Polg2, polymerase (DNA directed), gamma 2, accessory subunit, is part of the mitochondrial DNA polymerase gamma holoenzyme, crucial for mitochondrial DNA (mtDNA) replication and maintenance [1,2,3,4]. It forms a dimeric accessory subunit that confers processivity to the catalytic subunit POLG, and is involved in pathways related to mitochondrial function, which is of great biological importance for cell energy production and overall organism function. Genetic models, like the zebrafish model, are valuable for studying Polg2 [1].

In zebrafish, a polg2 mutant line generated by Nuclease technology technology showed slower development, decreased viability, and phenotypes similar to human POLG-related diseases, including mtDNA depletion, altered mitochondrial network and dynamics, reduced mitochondrial respiration, morphological alterations in high-energy demanding tissues, and decreased larval motility. Treatment with Clofilium tosylate could partially rescue mtDNA depletion in these mutants [1]. In mice, Polg2-/-embryos were embryonic lethal at day 8.0-8.5 p.c., with loss of mtDNA and mtDNA gene products, and severe mitochondrial ultra-structural defects [4].

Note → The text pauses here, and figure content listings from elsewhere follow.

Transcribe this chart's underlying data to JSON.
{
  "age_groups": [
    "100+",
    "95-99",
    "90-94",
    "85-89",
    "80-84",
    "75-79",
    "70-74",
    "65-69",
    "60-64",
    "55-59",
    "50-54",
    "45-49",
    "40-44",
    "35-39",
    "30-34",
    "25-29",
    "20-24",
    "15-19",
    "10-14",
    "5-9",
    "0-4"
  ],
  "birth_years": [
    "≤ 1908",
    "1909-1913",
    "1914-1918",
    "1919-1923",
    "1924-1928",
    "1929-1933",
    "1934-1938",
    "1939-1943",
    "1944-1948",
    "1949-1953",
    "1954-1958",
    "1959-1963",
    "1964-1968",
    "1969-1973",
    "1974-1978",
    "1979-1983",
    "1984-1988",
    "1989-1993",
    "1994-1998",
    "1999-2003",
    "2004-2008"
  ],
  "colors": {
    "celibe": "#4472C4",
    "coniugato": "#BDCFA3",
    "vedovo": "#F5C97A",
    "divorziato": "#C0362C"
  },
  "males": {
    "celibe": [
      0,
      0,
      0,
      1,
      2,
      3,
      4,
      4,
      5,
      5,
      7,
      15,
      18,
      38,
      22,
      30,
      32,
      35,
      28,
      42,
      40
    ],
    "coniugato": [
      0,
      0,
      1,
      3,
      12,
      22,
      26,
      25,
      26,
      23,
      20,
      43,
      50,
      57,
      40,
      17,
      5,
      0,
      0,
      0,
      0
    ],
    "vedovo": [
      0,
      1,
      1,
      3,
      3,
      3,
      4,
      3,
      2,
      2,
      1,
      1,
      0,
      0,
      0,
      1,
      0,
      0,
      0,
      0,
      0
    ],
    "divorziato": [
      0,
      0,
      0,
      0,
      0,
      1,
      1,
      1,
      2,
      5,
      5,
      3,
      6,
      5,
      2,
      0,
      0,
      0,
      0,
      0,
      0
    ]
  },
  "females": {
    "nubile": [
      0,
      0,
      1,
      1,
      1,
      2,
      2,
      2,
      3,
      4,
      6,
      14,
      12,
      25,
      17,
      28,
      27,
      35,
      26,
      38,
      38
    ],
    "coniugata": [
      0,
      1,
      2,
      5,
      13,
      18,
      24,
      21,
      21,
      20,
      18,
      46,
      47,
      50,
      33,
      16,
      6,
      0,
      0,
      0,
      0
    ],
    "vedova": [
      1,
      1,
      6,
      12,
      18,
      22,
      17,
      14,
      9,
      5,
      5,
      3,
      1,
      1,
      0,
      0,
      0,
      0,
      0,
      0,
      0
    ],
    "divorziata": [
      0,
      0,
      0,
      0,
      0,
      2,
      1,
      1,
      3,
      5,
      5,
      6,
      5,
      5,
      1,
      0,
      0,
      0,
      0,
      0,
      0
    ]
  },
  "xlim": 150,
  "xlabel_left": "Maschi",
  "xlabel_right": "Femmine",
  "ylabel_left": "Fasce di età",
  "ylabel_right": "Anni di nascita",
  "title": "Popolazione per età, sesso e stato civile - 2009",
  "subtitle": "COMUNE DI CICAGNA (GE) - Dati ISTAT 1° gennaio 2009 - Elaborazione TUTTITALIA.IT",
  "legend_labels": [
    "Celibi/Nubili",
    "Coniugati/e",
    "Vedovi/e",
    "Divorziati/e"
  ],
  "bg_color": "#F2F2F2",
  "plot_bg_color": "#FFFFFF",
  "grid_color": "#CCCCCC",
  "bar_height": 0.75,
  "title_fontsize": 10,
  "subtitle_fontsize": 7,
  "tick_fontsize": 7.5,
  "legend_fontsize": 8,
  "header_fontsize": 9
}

In conclusion, Polg2 is essential for mammalian embryogenesis and mtDNA replication. Model-based research, such as the zebrafish and mouse models, has revealed its critical role in maintaining normal mitochondrial function and development. These models contribute to understanding the etiopathology of human POLG-related disorders associated with Polg2 mutations, which may help in developing treatments for such mitochondrial diseases [1,4].